I have a learning disability, dyslexia, and it seemed to many people that my problems with reading, writing and math would put a hard limit on how far I could progress in my life.
Indeed this seemed to be the case when I left secondary school with poor qualifications and no real prospects.
I was lucky to get the opportunity to go to technical college where I did well on a radio, TV and electronics course, concentrating in the last year in control systems.
I did so well in technical college that I was able to go to University on an Engineering Process Control Course, after a struggle through University I finally achieved a BSc 2.1 Hons and had the opportunity to do a PhD in Expert Systems for process control.
Life has never been easy for me and even with a PhD it was a year before I got a job working on Advanced Control Systems which has been my primary area of expertise ever since.

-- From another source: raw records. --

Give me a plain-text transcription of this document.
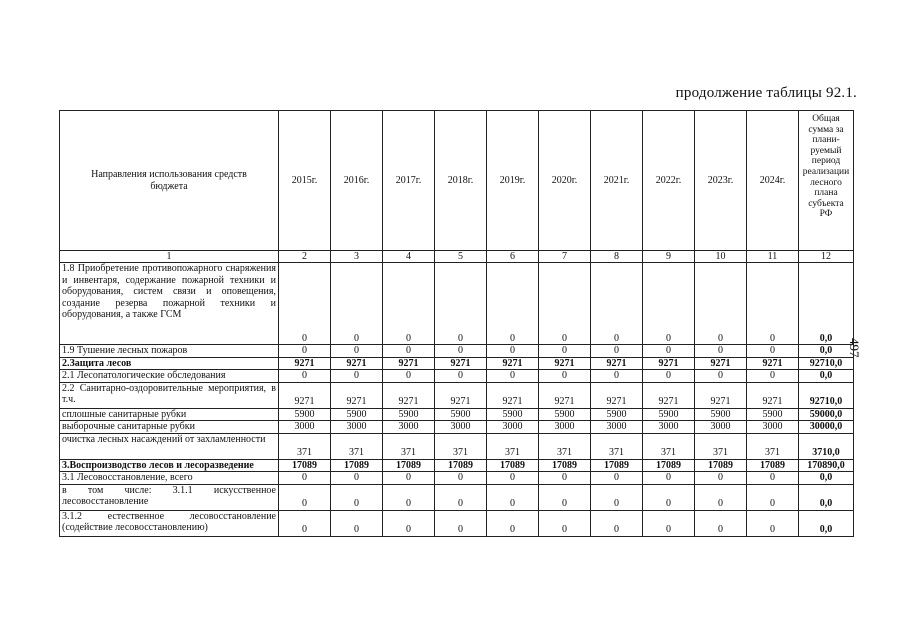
продолжение таблицы 92.1.
497
Направления использования средств бюджета	2015г.	2016г.	2017г.	2018г.	2019г.	2020г.	2021г.	2022г.	2023г.	2024г.	Общая сумма за плани-руемый период реализации лесного плана субъекта РФ
1	2	3	4	5	6	7	8	9	10	11	12
1.8 Приобретение противопожарного снаряжения и инвентаря, содержание пожарной техники и оборудования, систем связи и оповещения, создание резерва пожарной техники и оборудования, а также ГСМ	0	0	0	0	0	0	0	0	0	0	0,0
1.9 Тушение лесных пожаров	0	0	0	0	0	0	0	0	0	0	0,0
2.Защита лесов	9271	9271	9271	9271	9271	9271	9271	9271	9271	9271	92710,0
2.1 Лесопатологические обследования	0	0	0	0	0	0	0	0	0	0	0,0
2.2 Санитарно-оздоровительные мероприятия, в т.ч.	9271	9271	9271	9271	9271	9271	9271	9271	9271	9271	92710,0
сплошные санитарные рубки	5900	5900	5900	5900	5900	5900	5900	5900	5900	5900	59000,0
выборочные санитарные рубки	3000	3000	3000	3000	3000	3000	3000	3000	3000	3000	30000,0
очистка лесных насаждений от захламленности	371	371	371	371	371	371	371	371	371	371	3710,0
3.Воспроизводство лесов и лесоразведение	17089	17089	17089	17089	17089	17089	17089	17089	17089	17089	170890,0
3.1 Лесовосстановление, всего	0	0	0	0	0	0	0	0	0	0	0,0
в том числе: 3.1.1 искусственное лесовосстановление	0	0	0	0	0	0	0	0	0	0	0,0
3.1.2 естественное лесовосстановление (содействие лесовосстановлению)	0	0	0	0	0	0	0	0	0	0	0,0
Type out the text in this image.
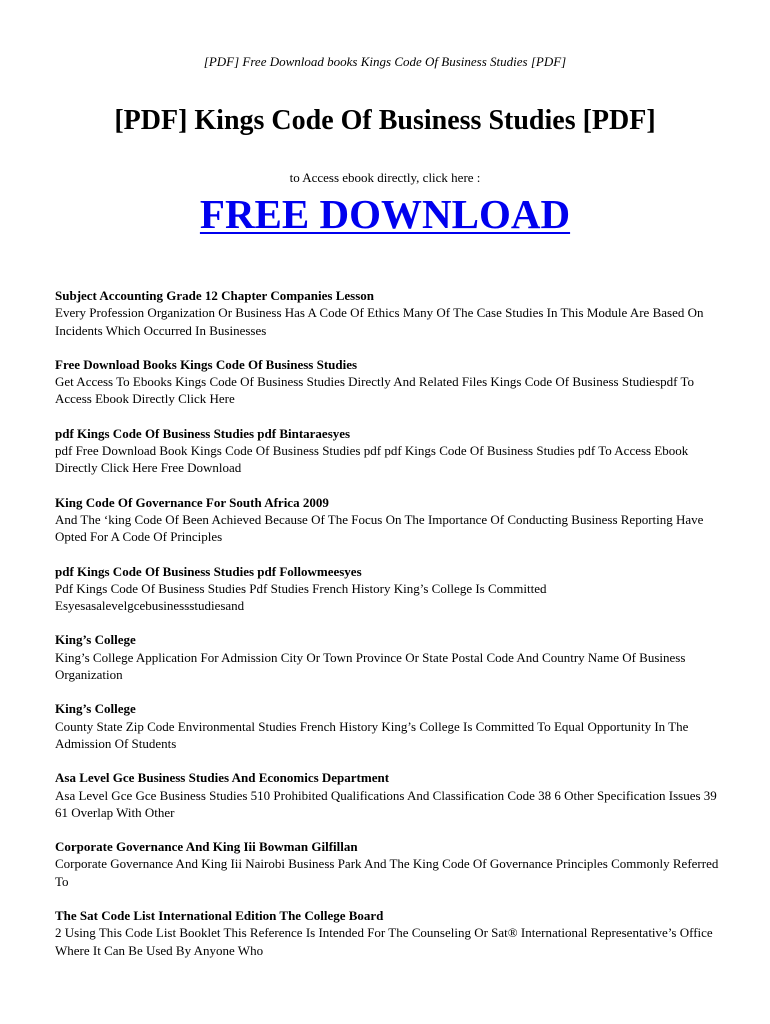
[PDF] Free Download books Kings Code Of Business Studies [PDF]
[PDF] Kings Code Of Business Studies [PDF]
to Access ebook directly, click here :
FREE DOWNLOAD
Subject Accounting Grade 12 Chapter Companies Lesson
Every Profession Organization Or Business Has A Code Of Ethics Many Of The Case Studies In This Module Are Based On Incidents Which Occurred In Businesses
Free Download Books Kings Code Of Business Studies
Get Access To Ebooks Kings Code Of Business Studies Directly And Related Files Kings Code Of Business Studiespdf To Access Ebook Directly Click Here
pdf Kings Code Of Business Studies pdf Bintaraesyes
pdf Free Download Book Kings Code Of Business Studies pdf pdf Kings Code Of Business Studies pdf To Access Ebook Directly Click Here Free Download
King Code Of Governance For South Africa 2009
And The ‘king Code Of Been Achieved Because Of The Focus On The Importance Of Conducting Business Reporting Have Opted For A Code Of Principles
pdf Kings Code Of Business Studies pdf Followmeesyes
Pdf Kings Code Of Business Studies Pdf Studies French History King’s College Is Committed Esyesasalevelgcebusinessstudiesand
King’s College
King’s College Application For Admission City Or Town Province Or State Postal Code And Country Name Of Business Organization
King’s College
County State Zip Code Environmental Studies French History King’s College Is Committed To Equal Opportunity In The Admission Of Students
Asa Level Gce Business Studies And Economics Department
Asa Level Gce Gce Business Studies 510 Prohibited Qualifications And Classification Code 38 6 Other Specification Issues 39 61 Overlap With Other
Corporate Governance And King Iii Bowman Gilfillan
Corporate Governance And King Iii Nairobi Business Park And The King Code Of Governance Principles Commonly Referred To
The Sat Code List International Edition The College Board
2 Using This Code List Booklet This Reference Is Intended For The Counseling Or Sat® International Representative’s Office Where It Can Be Used By Anyone Who
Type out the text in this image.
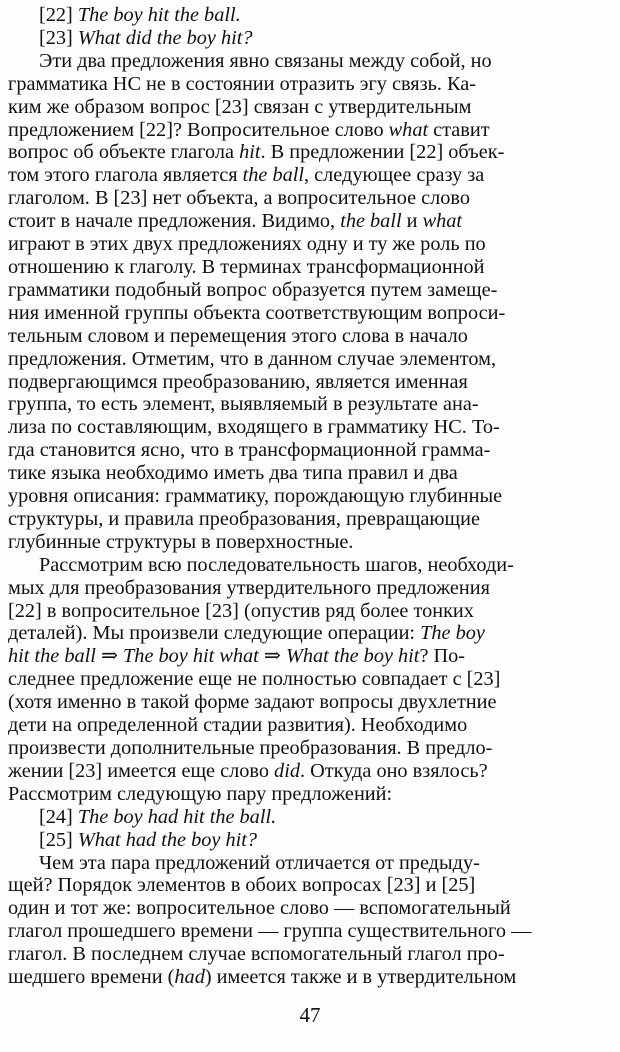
[22] The boy hit the ball.
[23] What did the boy hit?
Эти два предложения явно связаны между собой, но
грамматика НС не в состоянии отразить эгу связь. Ка-
ким же образом вопрос [23] связан с утвердительным
предложением [22]? Вопросительное слово what ставит
вопрос об объекте глагола hit. В предложении [22] объек-
том этого глагола является the ball, следующее сразу за
глаголом. В [23] нет объекта, а вопросительное слово
стоит в начале предложения. Видимо, the ball и what
играют в этих двух предложениях одну и ту же роль по
отношению к глаголу. В терминах трансформационной
грамматики подобный вопрос образуется путем замеще-
ния именной группы объекта соответствующим вопроси-
тельным словом и перемещения этого слова в начало
предложения. Отметим, что в данном случае элементом,
подвергающимся преобразованию, является именная
группа, то есть элемент, выявляемый в результате ана-
лиза по составляющим, входящего в грамматику НС. То-
гда становится ясно, что в трансформационной грамма-
тике языка необходимо иметь два типа правил и два
уровня описания: грамматику, порождающую глубинные
структуры, и правила преобразования, превращающие
глубинные структуры в поверхностные.
Рассмотрим всю последовательность шагов, необходи-
мых для преобразования утвердительного предложения
[22] в вопросительное [23] (опустив ряд более тонких
деталей). Мы произвели следующие операции: The boy
hit the ball ⇒ The boy hit what ⇒ What the boy hit? По-
следнее предложение еще не полностью совпадает с [23]
(хотя именно в такой форме задают вопросы двухлетние
дети на определенной стадии развития). Необходимо
произвести дополнительные преобразования. В предло-
жении [23] имеется еще слово did. Откуда оно взялось?
Рассмотрим следующую пару предложений:
[24] The boy had hit the ball.
[25] What had the boy hit?
Чем эта пара предложений отличается от предыду-
щей? Порядок элементов в обоих вопросах [23] и [25]
один и тот же: вопросительное слово — вспомогательный
глагол прошедшего времени — группа существительного —
глагол. В последнем случае вспомогательный глагол про-
шедшего времени (had) имеется также и в утвердительном
47
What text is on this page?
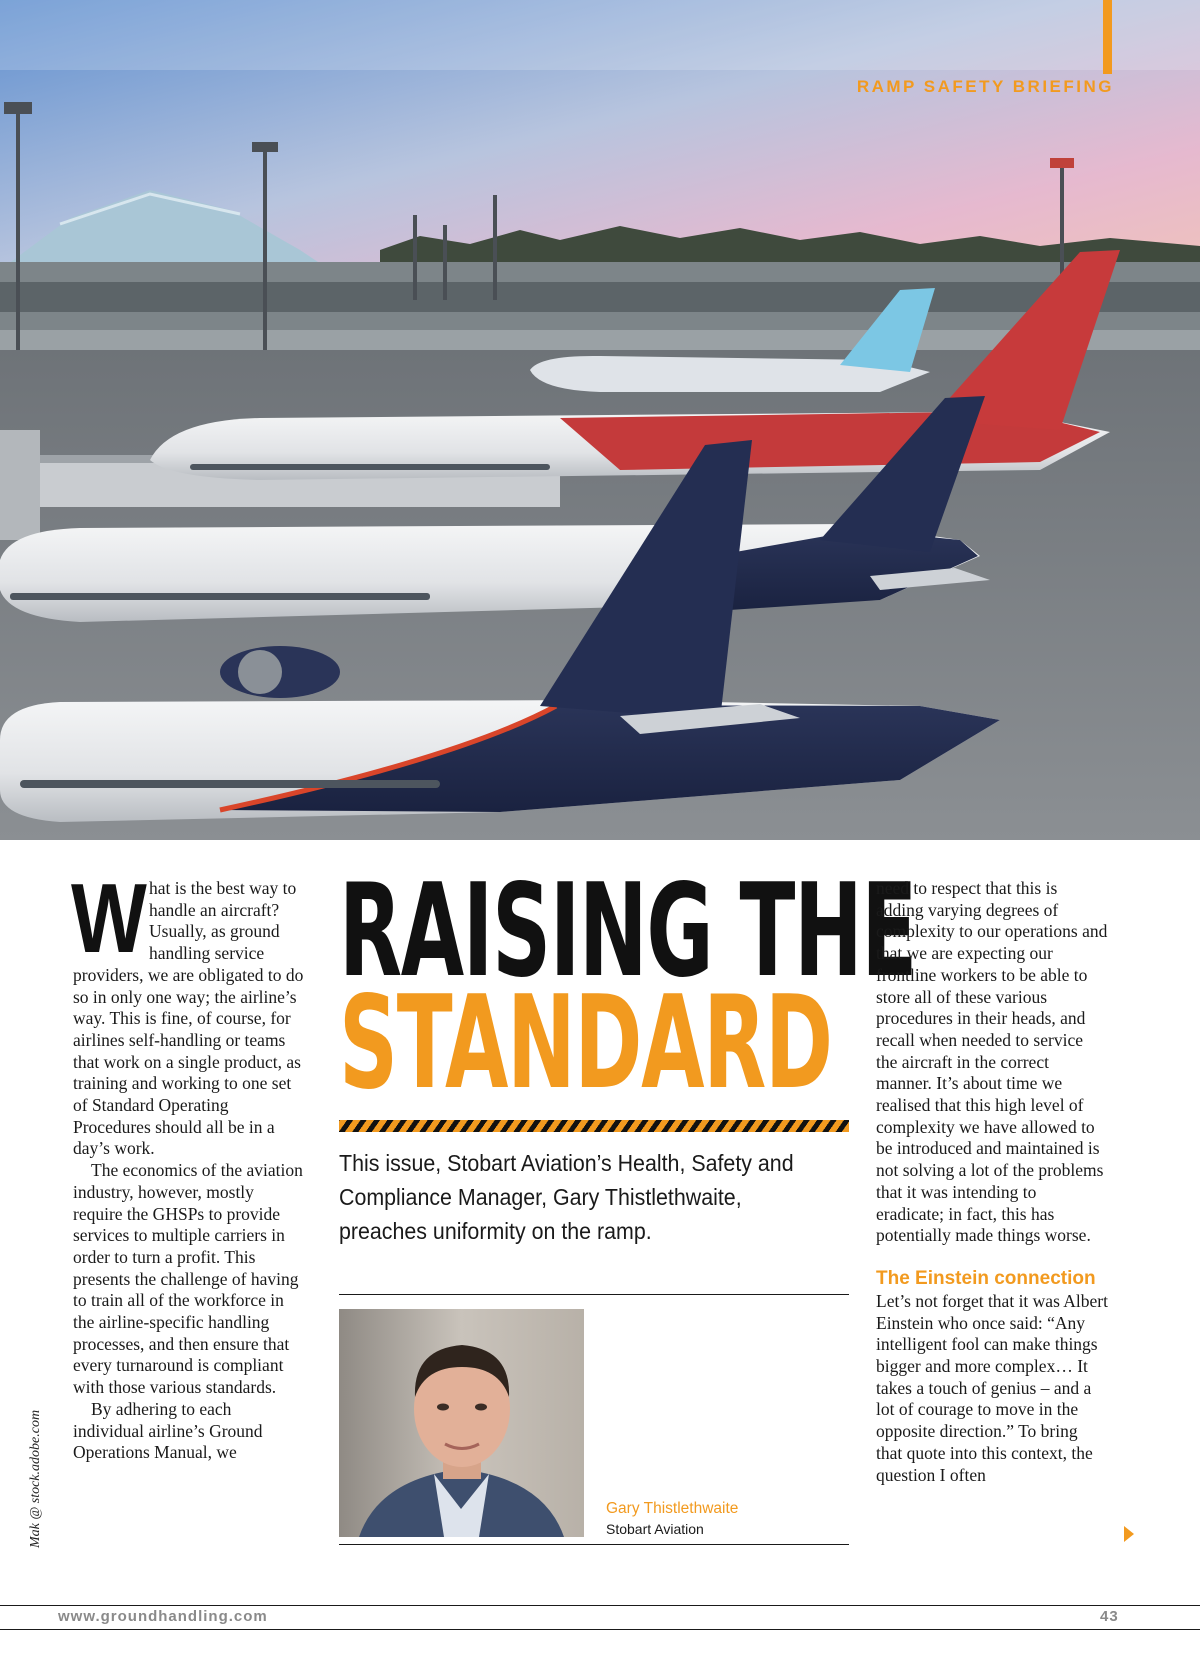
RAMP SAFETY BRIEFING

What is the best way to handle an aircraft? Usually, as ground handling service providers, we are obligated to do so in only one way; the airline’s way. This is fine, of course, for airlines self-handling or teams that work on a single product, as training and working to one set of Standard Operating Procedures should all be in a day’s work.

The economics of the aviation industry, however, mostly require the GHSPs to provide services to multiple carriers in order to turn a profit. This presents the challenge of having to train all of the workforce in the airline-specific handling processes, and then ensure that every turnaround is compliant with those various standards.

By adhering to each individual airline’s Ground Operations Manual, we

RAISING THE
STANDARD
This issue, Stobart Aviation’s Health, Safety and Compliance Manager, Gary Thistlethwaite, preaches uniformity on the ramp.
Gary Thistlethwaite
Stobart Aviation

need to respect that this is adding varying degrees of complexity to our operations and that we are expecting our frontline workers to be able to store all of these various procedures in their heads, and recall when needed to service the aircraft in the correct manner. It’s about time we realised that this high level of complexity we have allowed to be introduced and maintained is not solving a lot of the problems that it was intending to eradicate; in fact, this has potentially made things worse.

The Einstein connection

Let’s not forget that it was Albert Einstein who once said: “Any intelligent fool can make things bigger and more complex… It takes a touch of genius – and a lot of courage to move in the opposite direction.” To bring that quote into this context, the question I often

Mak @ stock.adobe.com
www.groundhandling.com	43
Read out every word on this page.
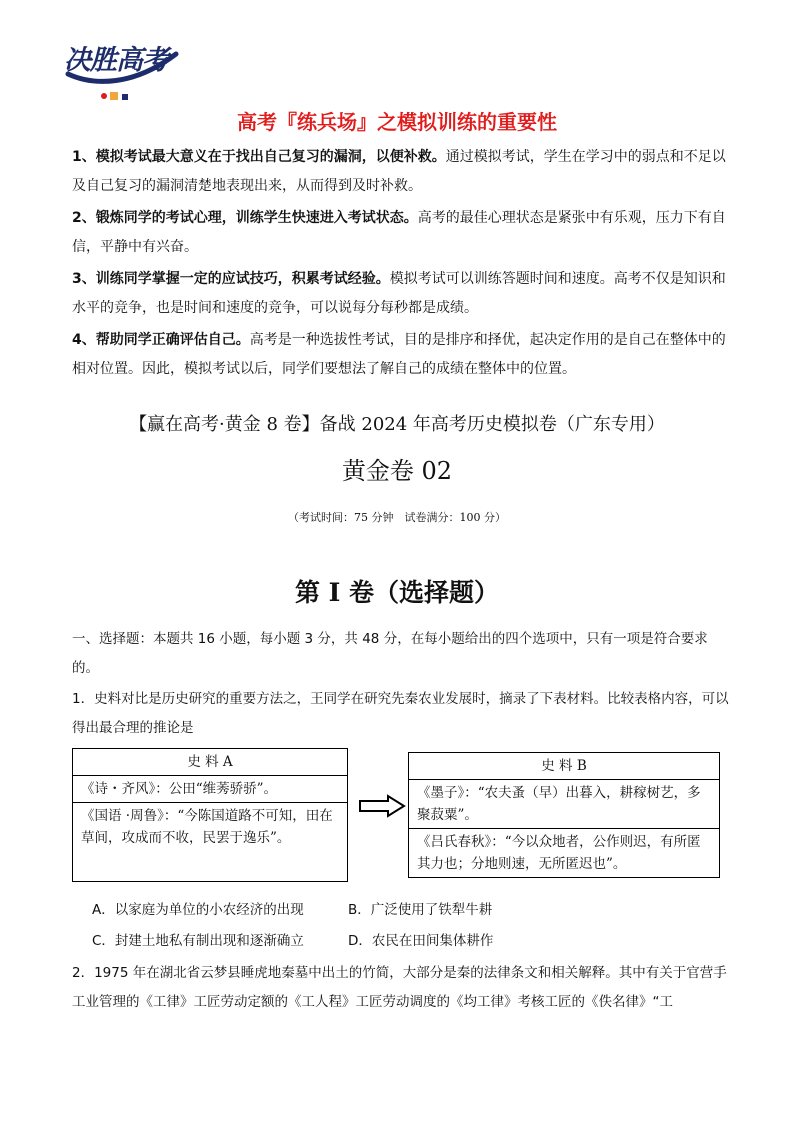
决胜高考
高考『练兵场』之模拟训练的重要性
1、模拟考试最大意义在于找出自己复习的漏洞，以便补救。通过模拟考试，学生在学习中的弱点和不足以及自己复习的漏洞清楚地表现出来，从而得到及时补救。
2、锻炼同学的考试心理，训练学生快速进入考试状态。高考的最佳心理状态是紧张中有乐观，压力下有自信，平静中有兴奋。
3、训练同学掌握一定的应试技巧，积累考试经验。模拟考试可以训练答题时间和速度。高考不仅是知识和水平的竞争，也是时间和速度的竞争，可以说每分每秒都是成绩。
4、帮助同学正确评估自己。高考是一种选拔性考试，目的是排序和择优，起决定作用的是自己在整体中的相对位置。因此，模拟考试以后，同学们要想法了解自己的成绩在整体中的位置。
【赢在高考·黄金 8 卷】备战 2024 年高考历史模拟卷（广东专用）
黄金卷 02
（考试时间：75 分钟　试卷满分：100 分）
第 I 卷（选择题）
一、选择题：本题共 16 小题，每小题 3 分，共 48 分，在每小题给出的四个选项中，只有一项是符合要求的。
1．史料对比是历史研究的重要方法之，王同学在研究先秦农业发展时，摘录了下表材料。比较表格内容，可以得出最合理的推论是
史 料 A
《诗・齐风》：公田“维莠骄骄”。
《国语 ·周鲁》：“今陈国道路不可知，田在草间，攻成而不收，民罢于逸乐”。
史 料 B
《墨子》：“农夫蚤（早）出暮入，耕稼树艺，多聚菽粟”。
《吕氏春秋》：“今以众地者，公作则迟，有所匿其力也；分地则速，无所匿迟也”。
A．以家庭为单位的小农经济的出现	B．广泛使用了铁犁牛耕
C．封建土地私有制出现和逐渐确立	D．农民在田间集体耕作
2．1975 年在湖北省云梦县睡虎地秦墓中出土的竹简，大部分是秦的法律条文和相关解释。其中有关于官营手工业管理的《工律》工匠劳动定额的《工人程》工匠劳动调度的《均工律》考核工匠的《佚名律》“工
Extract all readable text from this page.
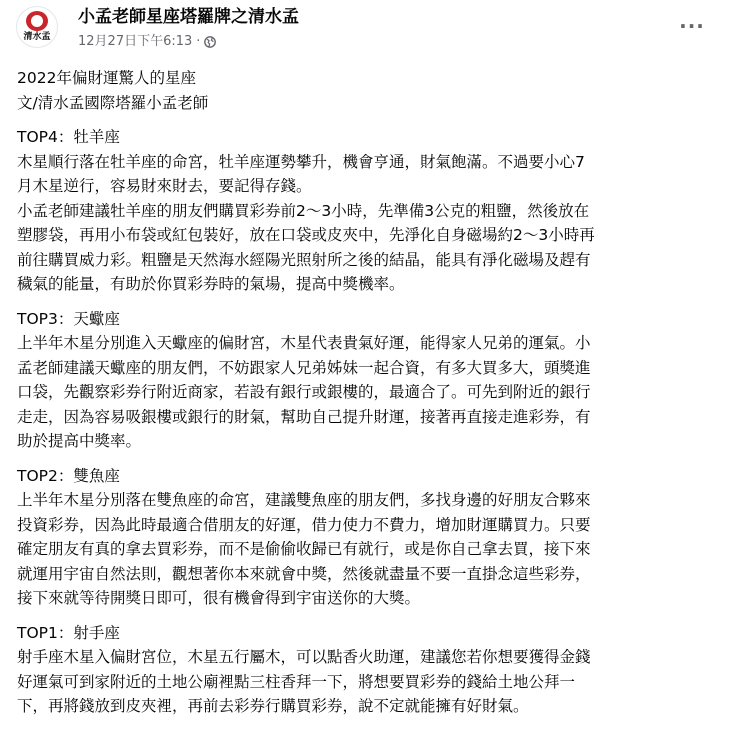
清水孟
小孟老師星座塔羅牌之清水孟
12月27日下午6:13 ·
···

2022年偏財運驚人的星座

文/清水孟國際塔羅小孟老師

TOP4：牡羊座

木星順行落在牡羊座的命宮，牡羊座運勢攀升，機會亨通，財氣飽滿。不過要小心7

月木星逆行，容易財來財去，要記得存錢。

小孟老師建議牡羊座的朋友們購買彩券前2～3小時，先準備3公克的粗鹽，然後放在

塑膠袋，再用小布袋或紅包裝好，放在口袋或皮夾中，先淨化自身磁場約2～3小時再

前往購買威力彩。粗鹽是天然海水經陽光照射所之後的結晶，能具有淨化磁場及趕有

穢氣的能量，有助於你買彩券時的氣場，提高中獎機率。

TOP3：天蠍座

上半年木星分別進入天蠍座的偏財宮，木星代表貴氣好運，能得家人兄弟的運氣。小

孟老師建議天蠍座的朋友們，不妨跟家人兄弟姊妹一起合資，有多大買多大，頭獎進

口袋，先觀察彩券行附近商家，若設有銀行或銀樓的，最適合了。可先到附近的銀行

走走，因為容易吸銀樓或銀行的財氣，幫助自己提升財運，接著再直接走進彩券，有

助於提高中獎率。

TOP2：雙魚座

上半年木星分別落在雙魚座的命宮，建議雙魚座的朋友們，多找身邊的好朋友合夥來

投資彩券，因為此時最適合借朋友的好運，借力使力不費力，增加財運購買力。只要

確定朋友有真的拿去買彩券，而不是偷偷收歸已有就行，或是你自己拿去買，接下來

就運用宇宙自然法則，觀想著你本來就會中獎，然後就盡量不要一直掛念這些彩券，

接下來就等待開獎日即可，很有機會得到宇宙送你的大獎。

TOP1：射手座

射手座木星入偏財宮位，木星五行屬木，可以點香火助運，建議您若你想要獲得金錢

好運氣可到家附近的土地公廟裡點三柱香拜一下，將想要買彩券的錢給土地公拜一

下，再將錢放到皮夾裡，再前去彩券行購買彩券，說不定就能擁有好財氣。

I have had a patchy and broken career from this point and have worked on job sites all around the world, although I am from the UK I have spent a large time working in the US.
I tried unsuccessfully to start a business in share trading and got burned and have worked in a number of companies gaining diverse engineering experience but always coming back to the Advanced Control Systems where I felt I had advanced as far as I could.
Finally I could get no further visa extensions and could no longer work in the US, where I have a house, at the same time I have been squeezed out of work by the global depression. All I could see was that I was desperate to get a job before my money ran out. I was literally on the point of a mental breakdown.
This is the point where I decided I just had to stop thinking about my economic situation, relax and start trying to figure out what was important in life. In this process I realized that hard engineering does not have the appeal for me that it used to have and now I believe that my greatest assets are my soft skills, my empathy and my intuition.